Parkinson’s Institute and Clinical Center is pleased to announce the appointment of Dr. Anthony Santiago as its new Chief Medical Officer. Dr. Santiago is among the nation’s top neurologists and Movement Disorders Specialists, and he is a dynamic leader who will grow our world-class multidisciplinary clinic.
Dr. Santiago has spent his career focused on making a meaningful impact for people affected by Parkinson’s. He will join our doctors in the clinic and begin seeing patients shortly. Additionally, Dr. Santiago is already recruiting the nation’s top Movement Disorder Specialists to join the team at the Parkinson’s Institute and Clinical Center.
Dr. Santiago most recently served as the Chief Medical Officer and a member of the Board of Directors, for Pathways Group, Inc., a professional consortium of clinicians, data scientists, educators, academic and industry translational researchers, professional athletes, and community leaders dedicated to improving the lives of people with neurodegenerative disorders. Dr. Santiago was responsible for the development, validation, and integration of medical content for its telehealth platform, designed to solve the challenges inherent to providing a virtual portal for sophisticated specialized patient care and clinical trial performance. He served as the liaison to academic, biomedical industry, healthcare systems, and commercial payers for strategic partnerships; led recruitment, supervision, and mentoring of medical directors; and provided oversight and coordination of multi-disciplinary, nationally-based operational teams responsible for telehealth platform development.
Prior to Pathways Group, Inc., Dr. Santiago was Associate Professor and Vice-Chair of the Department of Neurology at the University of Minnesota (UMN) School of Medicine, where he also served as the Chief of the Divisions of Movement Disorders and Ataxia; Director of the Neurology Residency Program; Director of the Movement Disorders / Neuromodulation Fellowship Program; and Core Administrative Director for the Udall Parkinson’s Disease Center of Excellence at the UMN – a National Institute of Health funded, highly-competitive, and prestigious initiative for which only eight institutes are designated in the US.
Prior to his arrival at the UMN, he was Associate Professor of Neurology and National Parkinson Foundation Center Director at the Muhammad Ali Parkinson Center of the Barrow Neurological Institute – a designated National Center of Excellence in care delivery, education, research, and patient outreach. He also served as the Director for Clinical and Translational Research in Neurodegenerative Disorders, and as the Director of the Movement Disorders/Neuromodulation Fellowship Program.
Dr. Santiago is an Alpha Omega Alpha graduate of the Albany Medical College in Albany, NY – one of the oldest and most prestigious private medical schools in the US – where he also completed his post‐graduate training in Neurology, a Fellowship in Movement Disorders/Neuromodulation, and was an Assistant Professor in the Neurology Department.

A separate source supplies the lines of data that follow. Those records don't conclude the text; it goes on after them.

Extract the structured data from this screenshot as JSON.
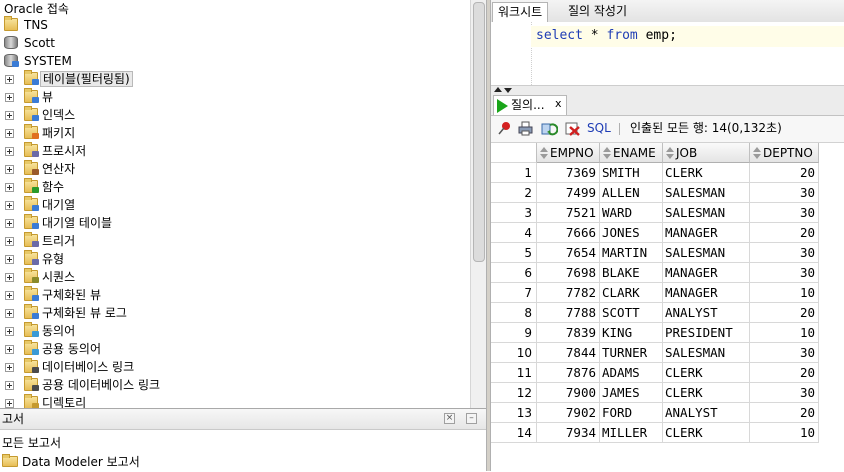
{
  "connections": {
    "root_label": "Oracle 접속",
    "items": [
      {
        "label": "TNS",
        "icon": "folder-icon"
      },
      {
        "label": "Scott",
        "icon": "database-icon"
      },
      {
        "label": "SYSTEM",
        "icon": "database-connected-icon"
      }
    ],
    "system_children": [
      {
        "label": "테이블(필터링됨)",
        "icon": "table-folder-icon",
        "selected": true
      },
      {
        "label": "뷰",
        "icon": "view-folder-icon"
      },
      {
        "label": "인덱스",
        "icon": "index-folder-icon"
      },
      {
        "label": "패키지",
        "icon": "package-folder-icon"
      },
      {
        "label": "프로시저",
        "icon": "procedure-folder-icon"
      },
      {
        "label": "연산자",
        "icon": "operator-folder-icon"
      },
      {
        "label": "함수",
        "icon": "function-folder-icon"
      },
      {
        "label": "대기열",
        "icon": "queue-folder-icon"
      },
      {
        "label": "대기열 테이블",
        "icon": "queue-table-folder-icon"
      },
      {
        "label": "트리거",
        "icon": "trigger-folder-icon"
      },
      {
        "label": "유형",
        "icon": "type-folder-icon"
      },
      {
        "label": "시퀀스",
        "icon": "sequence-folder-icon"
      },
      {
        "label": "구체화된 뷰",
        "icon": "mview-folder-icon"
      },
      {
        "label": "구체화된 뷰 로그",
        "icon": "mview-log-folder-icon"
      },
      {
        "label": "동의어",
        "icon": "synonym-folder-icon"
      },
      {
        "label": "공용 동의어",
        "icon": "public-synonym-folder-icon"
      },
      {
        "label": "데이터베이스 링크",
        "icon": "dblink-folder-icon"
      },
      {
        "label": "공용 데이터베이스 링크",
        "icon": "public-dblink-folder-icon"
      },
      {
        "label": "디렉토리",
        "icon": "directory-folder-icon"
      }
    ]
  },
  "reports": {
    "title": "고서",
    "items": [
      {
        "label": "모든 보고서"
      },
      {
        "label": "Data Modeler 보고서",
        "icon": "folder-open-icon"
      }
    ]
  },
  "worksheet": {
    "tabs": [
      {
        "label": "워크시트",
        "active": true
      },
      {
        "label": "질의 작성기",
        "active": false
      }
    ],
    "sql_keyword_select": "select",
    "sql_star": " * ",
    "sql_keyword_from": "from",
    "sql_rest": " emp;"
  },
  "results": {
    "tab_label": "질의...",
    "tab_close": "x",
    "toolbar": {
      "sql_label": "SQL",
      "status": "인출된 모든 행: 14(0,132초)"
    },
    "columns": [
      "EMPNO",
      "ENAME",
      "JOB",
      "DEPTNO"
    ],
    "rows": [
      [
        "1",
        "7369",
        "SMITH",
        "CLERK",
        "20"
      ],
      [
        "2",
        "7499",
        "ALLEN",
        "SALESMAN",
        "30"
      ],
      [
        "3",
        "7521",
        "WARD",
        "SALESMAN",
        "30"
      ],
      [
        "4",
        "7666",
        "JONES",
        "MANAGER",
        "20"
      ],
      [
        "5",
        "7654",
        "MARTIN",
        "SALESMAN",
        "30"
      ],
      [
        "6",
        "7698",
        "BLAKE",
        "MANAGER",
        "30"
      ],
      [
        "7",
        "7782",
        "CLARK",
        "MANAGER",
        "10"
      ],
      [
        "8",
        "7788",
        "SCOTT",
        "ANALYST",
        "20"
      ],
      [
        "9",
        "7839",
        "KING",
        "PRESIDENT",
        "10"
      ],
      [
        "10",
        "7844",
        "TURNER",
        "SALESMAN",
        "30"
      ],
      [
        "11",
        "7876",
        "ADAMS",
        "CLERK",
        "20"
      ],
      [
        "12",
        "7900",
        "JAMES",
        "CLERK",
        "30"
      ],
      [
        "13",
        "7902",
        "FORD",
        "ANALYST",
        "20"
      ],
      [
        "14",
        "7934",
        "MILLER",
        "CLERK",
        "10"
      ]
    ]
  },
  "colors": {
    "sql_keyword": "#1f3db5",
    "editor_current_line": "#fffde8",
    "run_green": "#1aa51a"
  }
}
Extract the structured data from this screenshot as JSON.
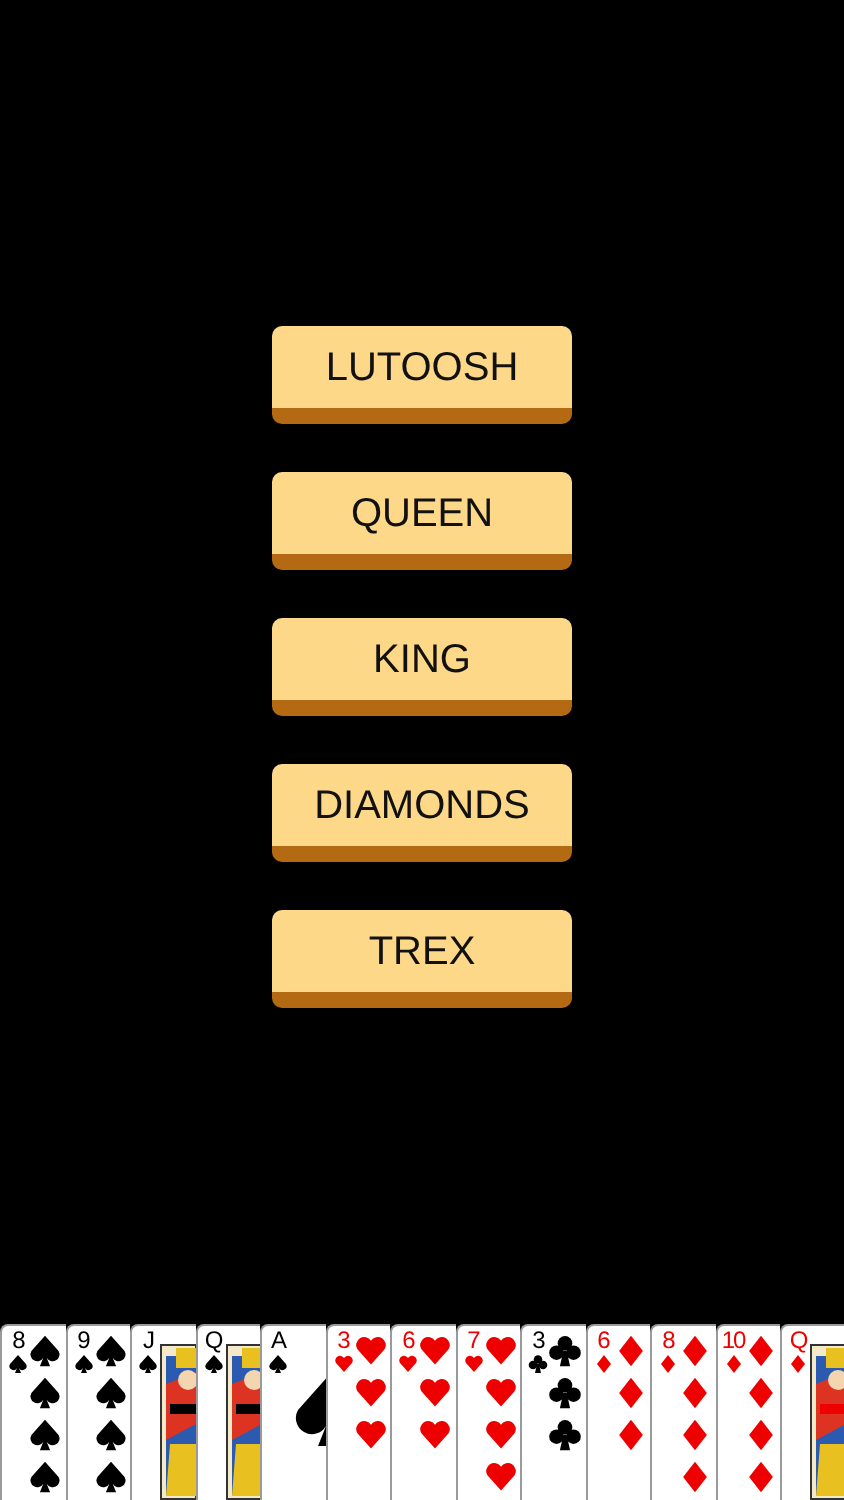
{
  "menu": [
    {
      "label": "LUTOOSH"
    },
    {
      "label": "QUEEN"
    },
    {
      "label": "KING"
    },
    {
      "label": "DIAMONDS"
    },
    {
      "label": "TREX"
    }
  ],
  "hand": [
    {
      "rank": "8",
      "kind": "spades",
      "court": false,
      "ace": false
    },
    {
      "rank": "9",
      "kind": "spades",
      "court": false,
      "ace": false
    },
    {
      "rank": "J",
      "kind": "spades",
      "court": true,
      "ace": false
    },
    {
      "rank": "Q",
      "kind": "spades",
      "court": true,
      "ace": false
    },
    {
      "rank": "A",
      "kind": "spades",
      "court": false,
      "ace": true
    },
    {
      "rank": "3",
      "kind": "hearts",
      "court": false,
      "ace": false
    },
    {
      "rank": "6",
      "kind": "hearts",
      "court": false,
      "ace": false
    },
    {
      "rank": "7",
      "kind": "hearts",
      "court": false,
      "ace": false
    },
    {
      "rank": "3",
      "kind": "clubs",
      "court": false,
      "ace": false
    },
    {
      "rank": "6",
      "kind": "diamonds",
      "court": false,
      "ace": false
    },
    {
      "rank": "8",
      "kind": "diamonds",
      "court": false,
      "ace": false
    },
    {
      "rank": "10",
      "kind": "diamonds",
      "court": false,
      "ace": false
    },
    {
      "rank": "Q",
      "kind": "diamonds",
      "court": true,
      "ace": false
    }
  ]
}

Dr. Santiago is a nationally-recognized expert in neurodegenerative disorders. He is a highly-active investigator for both industry-sponsored and publicly-funded research; author of numerous peer‐reviewed journal articles and book chapters; frequent lecturer for patient advocacy groups (the Davis Phinney Foundation, the Parkinson Foundation, the American Parkinson Disease Association, the Michael J Fox Foundation), industry partners in pharmacological and medical-device development, academic institutions and professional medical societies. He is a nationally‐awarded educator recognized for his outstanding didactic and clinical teaching; his trainees have gone on to the some of the most coveted fellowship and faculty positions in Neurology in the US. He is a consummate diagnostician and clinician, who emphasizes a holistic and humanistic approach to patient care, partnering with his patients and their families to create a relationship that is mutual and nurturing, but foremost, based upon accuracy and clarity as to the neurological condition to be addressed.